Father’s Day started out with my only-on-special-occasions Dutch Apple Pancake for breakfast. Then we went to a local indoor flea market where I found a really cool tablecloth & 6 napkins in dark blue with a gold foil Egyptian motif. I got the cloth for a covering for my work desk in the home office, so teh napkins were a very pleasant extra. Dinner was a chicken and vegetable stew over  potatoes mashed with sour cream & cream cheese with homemade artisan bread. I’d recorded the first Sherlock Homes movie with Robert Downey Jr. and we watched that with some homemade coffee ice cream.

All-in-all a perfect weekend, except for learning about my friend today.

I’m looking at some photos I took over the weekend and am sharing them here. I’m looking at the ice cream, bread and Dutch Apple Pancake and I’m looking at these lovely veggies and fruits coming on in our garden and I’m thinking it might be a good time to fore go the bread-y and sugar-y stuff and jump back on a juice-fest!

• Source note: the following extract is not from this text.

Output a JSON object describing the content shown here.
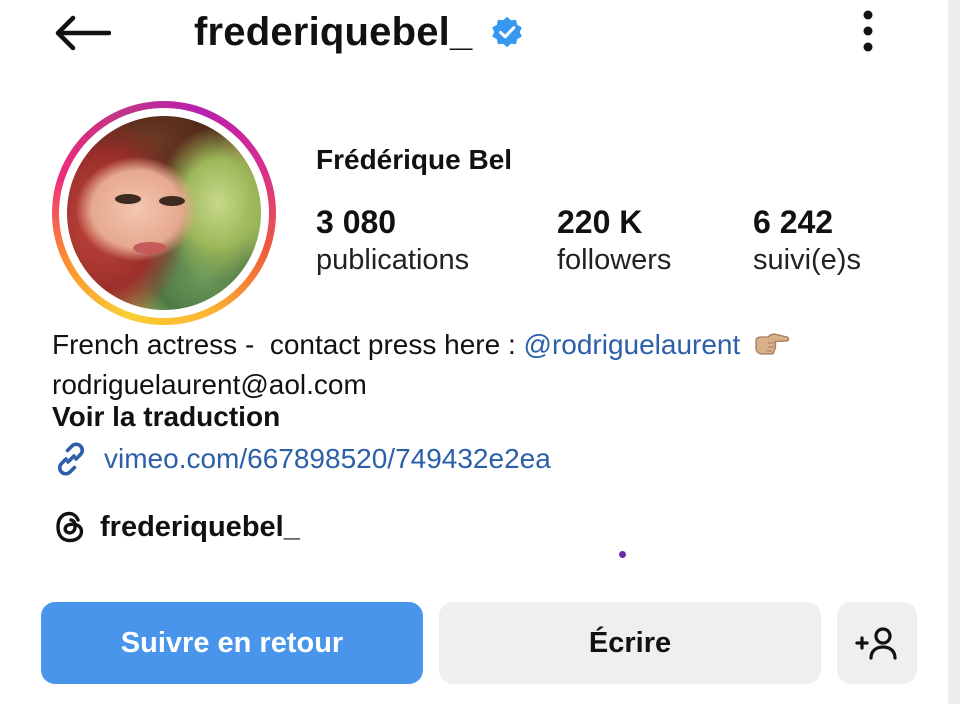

The soybeans are from organic seed. Studies with GMO soybeans are flat out scary! So, since I love edamame, I found a source, Wannamakers for organic seed and they are just one state over in South Carolina.

The beautiful shiny orange mushroom is from the Ganoderma family,and is also known as reishi a highly respected medicinal mushroom. Some say Reishi can cure cancer, HIV and a whole host of other dire illnesses. Most of these claims come from people selling reishi pills. In my opinion, these mushrooms, dried and taken in tea form somewhat consistently, will significantly benefit the immune system and support other aspects of the body to effectively keep itself in good health. Again, just my opinion.

Picked beets, kale and green beans to have in my juice tomorrow morning.

Do me a favor – Tell all your family and friends how much you love and appreciate them, right now. Life is fickle and all we have is right now. I’m going to get off the computer and pick up a harmonica, then I’m gonna get the dog and go hiking. I’m going to live in a way I’ll have no regrets.

 

 

The #1 Weight Loss Secret – Drop your SSBs!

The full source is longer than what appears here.